Eating disorders have the highest mortality rate of any mental illness, with up to 30% of its sufferers dying as a result of complications. They aren’t a joke; eating disorders can kill.
You can tell a person has an eating disorder because they’re emaciated.
While it’s true that low weight is a sign of anorexia, an anorexic can be just five to fifteen pounds underweight and still be at risk because of her behaviors. Additionally, bulimics are usually at an average or slightly above average weight, and compulsive over eaters are typically overweight. However, you cannot tell if a person has an eating disorder just by appearance alone – there is a lot more to it than that.
This is a particularly dangerous misconception because it can lead a sufferer to believe she isn’t “sick enough,” and encourage the disease further. People can be suffering from an eating disorder no matter what size or shape they are; just because their bones aren’t showing doesn’t mean they aren’t engaging in dangerous behaviors.
(Conversely, just because someone is thin doesn’t mean they have an eating disorder!)
Eating disorders are about food.
I can’t tell you how many times I’ve had people tell me “Just eat something,” as if my eating disorder was a light I could switch on and off. The compulsions to engage in behaviors and give in to the “eating disorder voice” are strong and unyielding, so much so that it often requires professional intervention in the form of treatment or hospitalization.
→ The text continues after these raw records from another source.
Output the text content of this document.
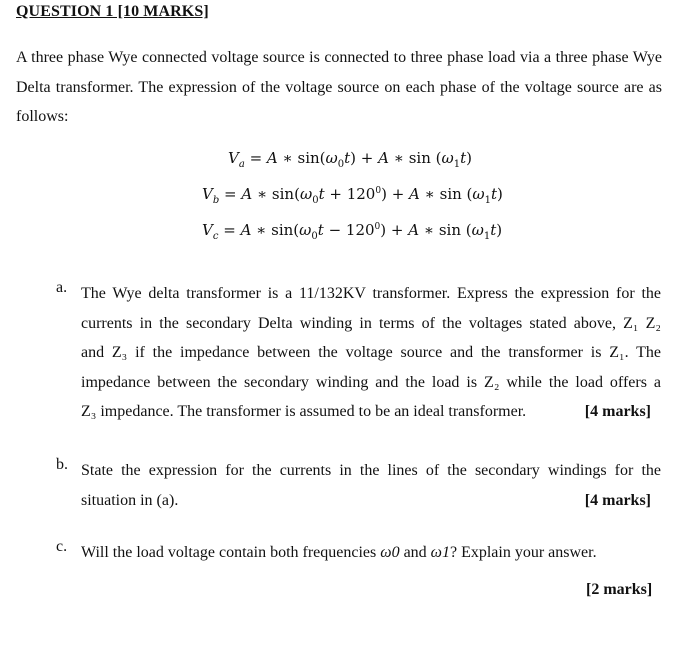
QUESTION 1 [10 MARKS]
A three phase Wye connected voltage source is connected to three phase load via a three phase Wye Delta transformer. The expression of the voltage source on each phase of the voltage source are as follows:
$V_a = A$ ∗ $\sin(\omega_0t) + A$ ∗ $\sin (\omega_1t)$
$V_b = A$ ∗ $\sin(\omega_0t + 120^0) + A$ ∗ $\sin (\omega_1t)$
$V_c = A$ ∗ $\sin(\omega_0t - 120^0) + A$ ∗ $\sin (\omega_1t)$
a. The Wye delta transformer is a 11/132KV transformer. Express the expression for the
currents in the secondary Delta winding in terms of the voltages stated above, Z₁ Z₂
and Z₃ if the impedance between the voltage source and the transformer is Z₁. The
impedance between the secondary winding and the load is Z₂ while the load offers a
Z₃ impedance. The transformer is assumed to be an ideal transformer.	[4 marks]
b. State the expression for the currents in the lines of the secondary windings for the
situation in (a).	[4 marks]
c. Will the load voltage contain both frequencies ω0 and ω1? Explain your answer.
[2 marks]
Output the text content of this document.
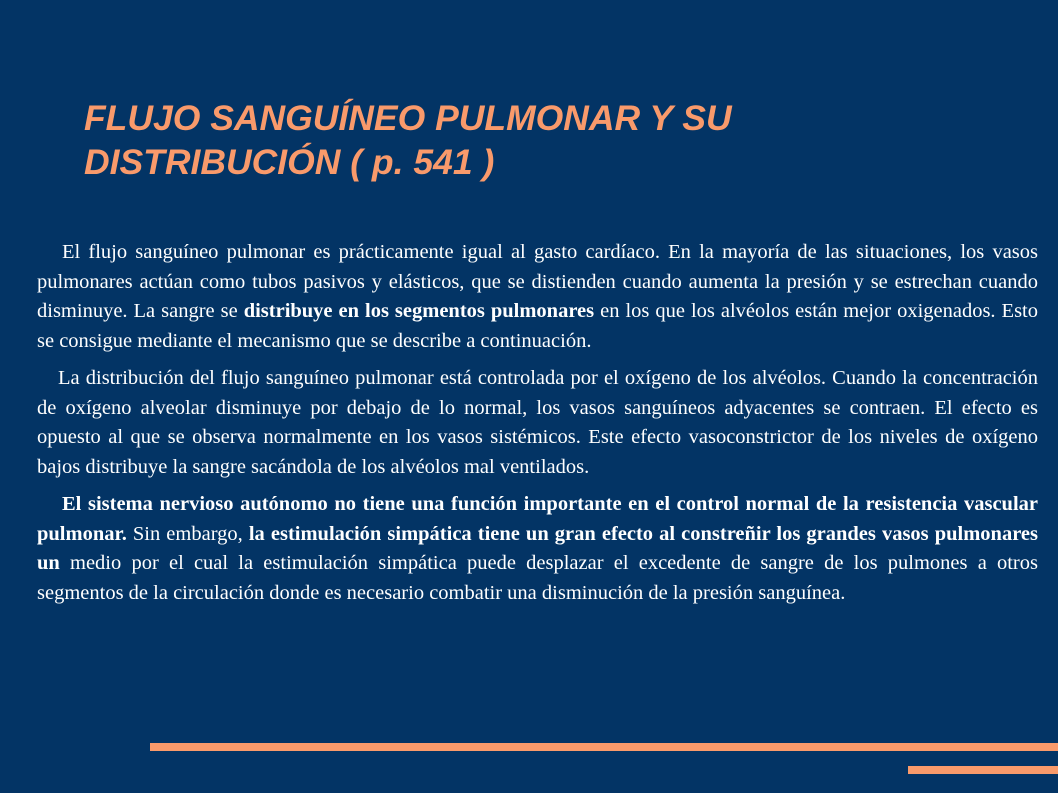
FLUJO SANGUÍNEO PULMONAR Y SU
DISTRIBUCIÓN ( p. 541 )

El flujo sanguíneo pulmonar es prácticamente igual al gasto cardíaco. En la mayoría de las situaciones, los vasos pulmonares actúan como tubos pasivos y elásticos, que se distienden cuando aumenta la presión y se estrechan cuando disminuye. La sangre se distribuye en los segmentos pulmonares en los que los alvéolos están mejor oxigenados. Esto se consigue mediante el mecanismo que se describe a continuación.

La distribución del flujo sanguíneo pulmonar está controlada por el oxígeno de los alvéolos. Cuando la concentración de oxígeno alveolar disminuye por debajo de lo normal, los vasos sanguíneos adyacentes se contraen. El efecto es opuesto al que se observa normalmente en los vasos sistémicos. Este efecto vasoconstrictor de los niveles de oxígeno bajos distribuye la sangre sacándola de los alvéolos mal ventilados.

El sistema nervioso autónomo no tiene una función importante en el control normal de la resistencia vascular pulmonar. Sin embargo, la estimulación simpática tiene un gran efecto al constreñir los grandes vasos pulmonares un medio por el cual la estimulación simpática puede desplazar el excedente de sangre de los pulmones a otros segmentos de la circulación donde es necesario combatir una disminución de la presión sanguínea.
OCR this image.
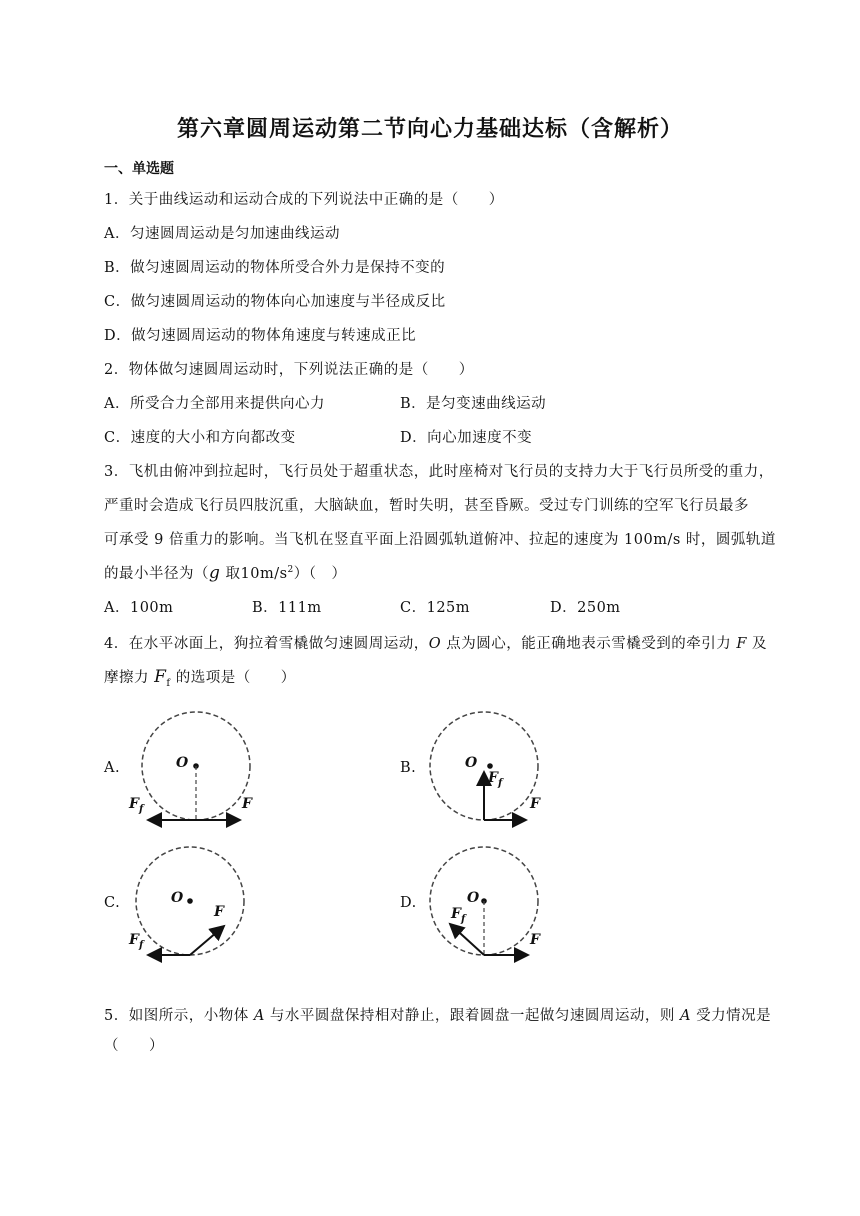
第六章圆周运动第二节向心力基础达标（含解析）
一、单选题
1．关于曲线运动和运动合成的下列说法中正确的是（　　）
A．匀速圆周运动是匀加速曲线运动
B．做匀速圆周运动的物体所受合外力是保持不变的
C．做匀速圆周运动的物体向心加速度与半径成反比
D．做匀速圆周运动的物体角速度与转速成正比
2．物体做匀速圆周运动时，下列说法正确的是（　　）
A．所受合力全部用来提供向心力	B．是匀变速曲线运动
C．速度的大小和方向都改变	D．向心加速度不变
3．飞机由俯冲到拉起时，飞行员处于超重状态，此时座椅对飞行员的支持力大于飞行员所受的重力，
严重时会造成飞行员四肢沉重，大脑缺血，暂时失明，甚至昏厥。受过专门训练的空军飞行员最多
可承受 9 倍重力的影响。当飞机在竖直平面上沿圆弧轨道俯冲、拉起的速度为 100m/s 时，圆弧轨道
的最小半径为（g 取$10m/s^2$）（　）
A．100m	B．111m	C．125m	D．250m
4．在水平冰面上，狗拉着雪橇做匀速圆周运动，O 点为圆心，能正确地表示雪橇受到的牵引力 F 及
摩擦力 $F_f$ 的选项是（　　）
A.	B.
C.	D.
O
F
$F_f$
O
$F_f$
F
O
F
$F_f$
O
$F_f$
F
5．如图所示，小物体 A 与水平圆盘保持相对静止，跟着圆盘一起做匀速圆周运动，则 A 受力情况是
（　　）
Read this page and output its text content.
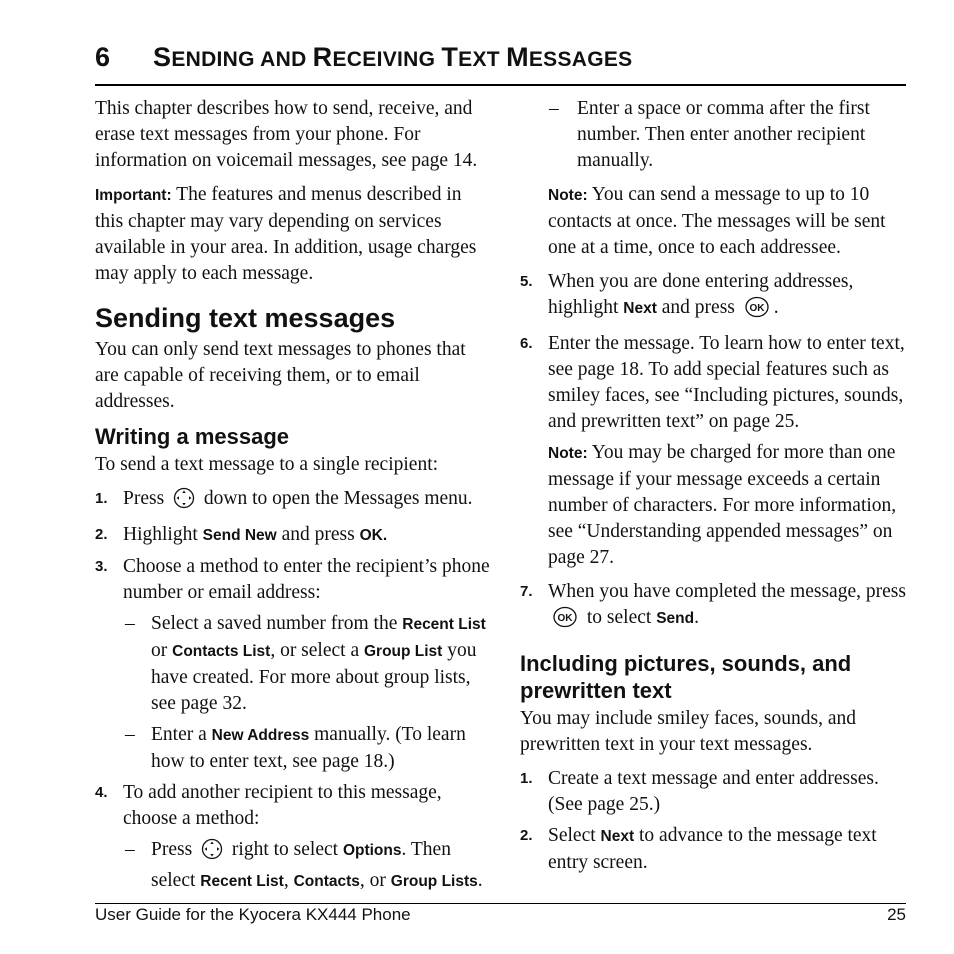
6 SENDING AND RECEIVING TEXT MESSAGES

This chapter describes how to send, receive, and erase text messages from your phone. For information on voicemail messages, see page 14.

Important: The features and menus described in this chapter may vary depending on services available in your area. In addition, usage charges may apply to each message.

Sending text messages

You can only send text messages to phones that are capable of receiving them, or to email addresses.

Writing a message

To send a text message to a single recipient:

1. Press down to open the Messages menu.
2. Highlight Send New and press OK.
3. Choose a method to enter the recipient’s phone number or email address:
– Select a saved number from the Recent List or Contacts List, or select a Group List you have created. For more about group lists, see page 32.
– Enter a New Address manually. (To learn how to enter text, see page 18.)
4. To add another recipient to this message, choose a method:
– Press right to select Options. Then select Recent List, Contacts, or Group Lists.
– Enter a space or comma after the first number. Then enter another recipient manually.

Note: You can send a message to up to 10 contacts at once. The messages will be sent one at a time, once to each addressee.

5. When you are done entering addresses, highlight Next and press OK .
6. Enter the message. To learn how to enter text, see page 18. To add special features such as smiley faces, see “Including pictures, sounds, and prewritten text” on page 25.

Note: You may be charged for more than one message if your message exceeds a certain number of characters. For more information, see “Understanding appended messages” on page 27.

7. When you have completed the message, press
OK to select Send.
Including pictures, sounds, and prewritten text

You may include smiley faces, sounds, and prewritten text in your text messages.

1. Create a text message and enter addresses.(See page 25.)
2. Select Next to advance to the message text entry screen.
User Guide for the Kyocera KX444 Phone	25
Eating disorders don’t go away simply by resuming healthy eating. Instead, they require re-feeding, nutrition education, learning healthy coping mechanisms, and intensive therapy. It’s a physical and emotional process as the patient is simultaneously dealing with health complications in addition to processing their emotions and behaviors.
Eating disorders only affect white teenage girls.
When I was in treatment, there were patients from a variety of ethnic backgrounds and ages – most of the patients were in their thirties through their sixties, and this was just during the window of a couple of months. It’s not just women who suffer, though: at least 10% of eating disorder sufferers are men.
Eating disorders don’t discriminate against gender, age, race, sexuality, socioeconomic background – anything. By perpetuating the idea that only “white teen girls” have ED is so damaging and debilitating, because it breeds more shame from suffers that don’t fit this ridiculous stereotype. The more shame they feel, the less likely they are to come forward and get the help that they need and deserve.
We need to put an end to these awful misconceptions and instead be supportive and understanding of those who are suffering, and encourage them to get help. You could be saving their life.
*If you or someone you know is currently suffering from an eating disorder, you are not alone. NEDA has a toll-free, confidential help line +1-800-931-2237 (Monday-Friday, 9:00 am- 5:00 pm EST); getting help now could save your life. Recovery is worthwhile, and so are you.